It Just Clicked
By Laura Pratt
Dr. David Houlden heard it before anyone else did. It was the sound of possibility, and listening to it actually cost him some of the hearing in his left ear. No big deal, says Houlden, an associate scientist in clinical integrative biology at Sunnybrook Research Institute who’s thrilled that the work he pioneered in the late 1990s on diagnosing previously “undiagnosable” balance problems is now being heard.
There are two major balance organs in the ear: the semicircular canals and the saccules. The former measure angular accelerations—like tilting in an airplane or riding on a roller coaster; the latter gauge linear accelerations, like speeding up on a train. There are, says Houlden, excellent tests for determining whether a person’s unsteady handle on angular acceleration is at the root of a balance problem (doctors put water in the ears and look for corresponding eye movements, an indication of functioning canals), but not for exploring the saccule’s role, and whether linear acceleration issues are to blame for compromised equilibrium. “Consequently,” says Houlden, “someone could be losing their balance and get normal [results] on a semicircular canal test.”
In the vestibular evoked myogenic potential (VEMP) test, the surprising connection between a person’s neck reflexes and the inner ear is exploited. Inside a prescribed time window, a click to the ear should evoke a corresponding twitch in the neck muscles of a person with healthy saccules. “You don’t even think about this thing,” says Houlden. “It’s hard-wired, like the reflex after a tap to the knee.”
Just the same, says Houlden, who suffered some hearing loss years ago from an especially lengthy test session on himself (“We learned something,” he shrugs), this link was not discovered earlier because no one was looking for it. “Who would think a click could cause a postural reflex? It would be like saying, “Let’s stimulate sight with temperature.”
Houlden and his team weren’t the first to develop a test for measuring the saccule’s aptitude. They were picking up on work done almost 40 years ago that had been set aside because of problems with the research. “The origins of the response were not well understood, the recordings weren’t consistent, the effect of background muscle activity was not understood, and many different stimuli could evoke similar responses,” Houlden says. “It was abandoned.”
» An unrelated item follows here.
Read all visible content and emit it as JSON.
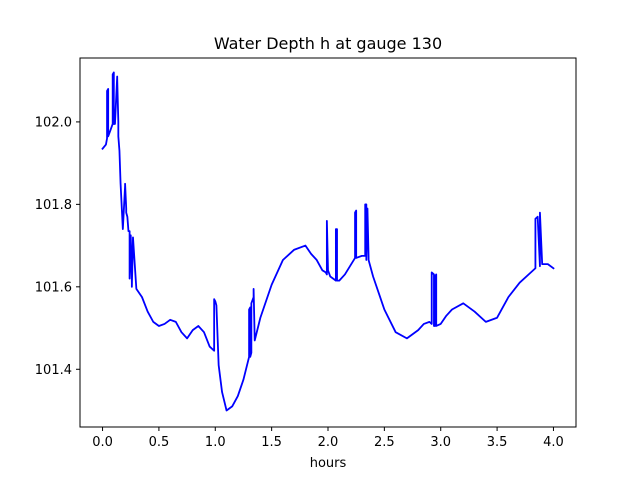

Houlden revived it in the early 1990s—he was the first to isolate the response correctly—and now, he marvels, the rest of the world is perking up its ears. “This is really hot now. We’re looking back at our history and saying, ‘Maybe we were onto something.’”
Up next? Efforts to standardize the test are undermined by varying amounts of neck muscle contraction (voluntarily produced during the test) that increase the variability of the reflex. Consequently, Houlden—the only continuing investigator from the earlier research stint—and collaborators, Dr. Joseph Chen (a Sunnybrook ear, nose and throat [ENT] surgeon), Dr. Wei Xian (an ENT research fellow), Dr. Farhad Pirouzmand (a Sunnybrook neurosurgeon) and Dr. Heng-Wai Yuen (an otology fellow) are testing a chin-rest device that gives the subject feedback about the level of neck muscle contraction.
On top of that, these Sunnybrook researchers are working to understand better the origin and neurophysiology of the reflex by stimulating the saccule directly during surgery. This way, says Houlden, “We can make sure the results from the click test in the clinic correlate exactly to what we find when we stimulate the saccule [surgically]. Then we can be confident that the two are linked. For me, that’s quite satisfying.”